Python MRJob
Assignment 1 (100 points) Due Date: 5/28/2021 (11:59pm) In this assignment, you are going to find the words that share the same letters using MRJOB, e.g. (act, cat) The data file is stored in data.txt (MRJOB will read the data from the file and send it to the mapper). Note that not all the words have a match.

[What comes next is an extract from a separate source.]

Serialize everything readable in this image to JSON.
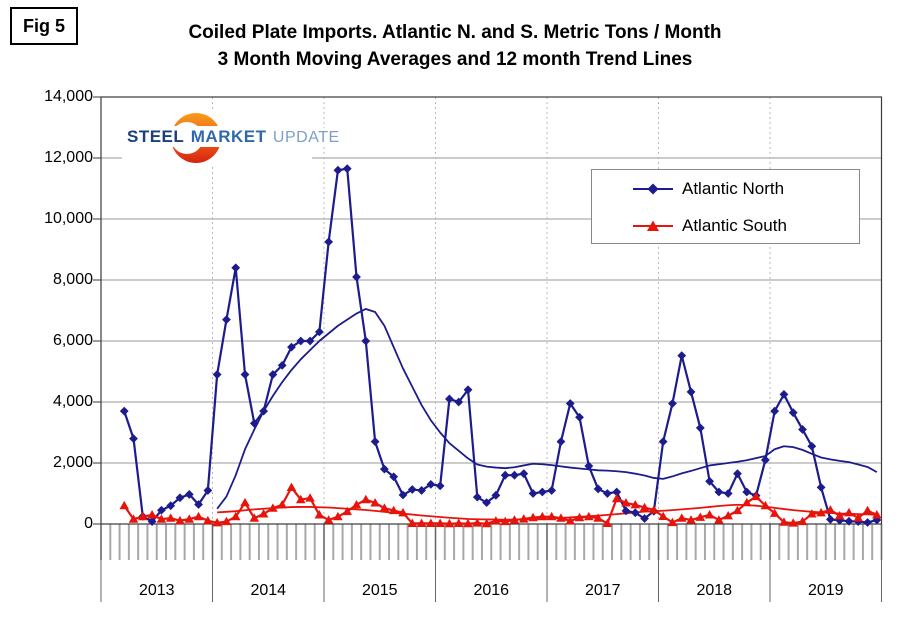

The following is what you need to do
• Convert all words to lower case • Sorted all the letters and use it as a key and the word will be your value • Gather the values from the reducer
Input Text act takes big cause Tames expel dog dig listen vase flow race stressed cheater meats tofu
… Expected Output "Output" ["baker","break"] "Output" ["cheater","teacher"] "Output" ["race","care"] "Output" ["cause","sauce"] "Output" ["act","cat"] "Output" ["read","dare"] "Output" ["heart","Earth"] "Output" ["takes","stake"] "Output" ["Tames","meats","teams","mates"] "Output" ["vase","save"] "Output" ["part","trap"] "Output" ["builder","rebuild"]
"Output" ["kitchen","thicken"] "Output" ["stressed","desserts"] "Output" ["dog","God"] "Output" ["study","dusty"] "Output" ["knee","keen"] "Output" ["listen","silent"] "Output" ["flow","wolf"] "Output" ["tofu","tofu"] "Output" ["night","thing"] To run the code, use the following command >> python assignment1.py data.txt > output.txt Submission Submit your python program to blackboard.